Si chiude oggi internazionale Il Rome Energy Meeting l’evento organizzato da Italian Utilities, in collaborazione con il WEC – World Energy Council Italia e con SAFE, Sostenibilità Ambientale Fonti Energetiche, sulle principali tematiche energetiche e ambientali. L’incontro è stato l’occasione per presentare a Roma, subito dopo la sua uscita ufficiale a Londra, il WEO 2008, l’autorevole pubblicazione dell’Agenzia Internazionale dell’Energia (IEA) con cui ogni anno l’organizzazione fa il punto del settore dell’energia. Ad illustrare l’Outlook ed in particolare i dati più rilevanti per l’Italia Pietr Boot, direttore della IEA, che ha aperto un’importante parentesi sullo “sistema efficienza energetica” nazionale: “L’Italia ha perso terreno rispetto a quindici anni fa sul fronte dell’efficienza energetica: ora dovrebbe puntare a migliorare quella degli edifici esistenti”. “Sono molti gli interventi possibili sugli edifici esistenti, – ha spiegato Boot – più di quelli sulla nuova edilizia.
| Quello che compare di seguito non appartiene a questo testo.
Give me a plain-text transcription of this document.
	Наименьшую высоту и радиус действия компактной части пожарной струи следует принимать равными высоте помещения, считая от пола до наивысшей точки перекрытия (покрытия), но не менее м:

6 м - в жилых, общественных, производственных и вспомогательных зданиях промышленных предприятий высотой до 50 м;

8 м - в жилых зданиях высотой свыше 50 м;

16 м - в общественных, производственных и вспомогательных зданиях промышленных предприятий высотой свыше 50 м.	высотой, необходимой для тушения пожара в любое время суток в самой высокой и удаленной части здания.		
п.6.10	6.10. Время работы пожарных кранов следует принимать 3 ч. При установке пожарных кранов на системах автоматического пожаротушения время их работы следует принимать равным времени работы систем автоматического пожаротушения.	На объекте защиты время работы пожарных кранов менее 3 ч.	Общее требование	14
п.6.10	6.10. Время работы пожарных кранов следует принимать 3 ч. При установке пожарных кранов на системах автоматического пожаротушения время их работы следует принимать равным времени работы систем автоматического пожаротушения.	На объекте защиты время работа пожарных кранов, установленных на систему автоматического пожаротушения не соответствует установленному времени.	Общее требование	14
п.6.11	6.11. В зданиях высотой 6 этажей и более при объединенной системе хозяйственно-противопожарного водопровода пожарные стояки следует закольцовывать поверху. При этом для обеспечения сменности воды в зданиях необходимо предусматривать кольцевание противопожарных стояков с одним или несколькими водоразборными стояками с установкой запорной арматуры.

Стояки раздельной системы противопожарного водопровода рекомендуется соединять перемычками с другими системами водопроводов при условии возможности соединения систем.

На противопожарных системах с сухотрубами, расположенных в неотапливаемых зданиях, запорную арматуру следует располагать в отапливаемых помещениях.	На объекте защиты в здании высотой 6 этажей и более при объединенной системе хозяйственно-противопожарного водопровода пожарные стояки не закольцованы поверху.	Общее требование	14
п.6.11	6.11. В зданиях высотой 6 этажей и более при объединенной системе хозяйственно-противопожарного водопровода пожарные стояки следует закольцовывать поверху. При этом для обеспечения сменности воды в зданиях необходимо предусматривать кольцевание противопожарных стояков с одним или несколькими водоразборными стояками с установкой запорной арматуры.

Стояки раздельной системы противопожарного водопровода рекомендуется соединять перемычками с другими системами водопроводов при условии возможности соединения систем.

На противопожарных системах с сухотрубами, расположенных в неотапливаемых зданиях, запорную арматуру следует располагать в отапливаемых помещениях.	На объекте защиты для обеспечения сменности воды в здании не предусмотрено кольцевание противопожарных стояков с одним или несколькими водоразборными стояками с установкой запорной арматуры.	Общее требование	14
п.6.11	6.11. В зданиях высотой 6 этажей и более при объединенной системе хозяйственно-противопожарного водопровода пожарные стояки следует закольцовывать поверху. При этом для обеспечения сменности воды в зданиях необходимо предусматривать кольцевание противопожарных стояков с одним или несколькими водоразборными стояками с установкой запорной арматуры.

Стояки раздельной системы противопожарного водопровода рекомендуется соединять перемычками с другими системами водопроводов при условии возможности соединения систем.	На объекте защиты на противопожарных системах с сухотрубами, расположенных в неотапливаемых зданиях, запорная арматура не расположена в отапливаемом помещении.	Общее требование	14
Si dovrebbero implementare sul serio i certificati energetici già sperimentati”. Altro settore strategico per centrare l’obiettivo di riduzione dei consumi quello “dell’illuminazione, sposando la nota tradizione dell’architettura italiana con i nuovi bisogni di efficienza” Secondo l’esperto della IEA, anche “nell’industria ci sono molti esempi di efficienza a livello europeo per il lungo periodo, ad esempio in Finlandia o in Olanda”. In questo senso Boot ha invitato alla costituzione di “una road map della tecnologia per 15-30 anni combinata ad attività concrete”, dove “forti politiche per il clima diventano opportunità di tipo economico”.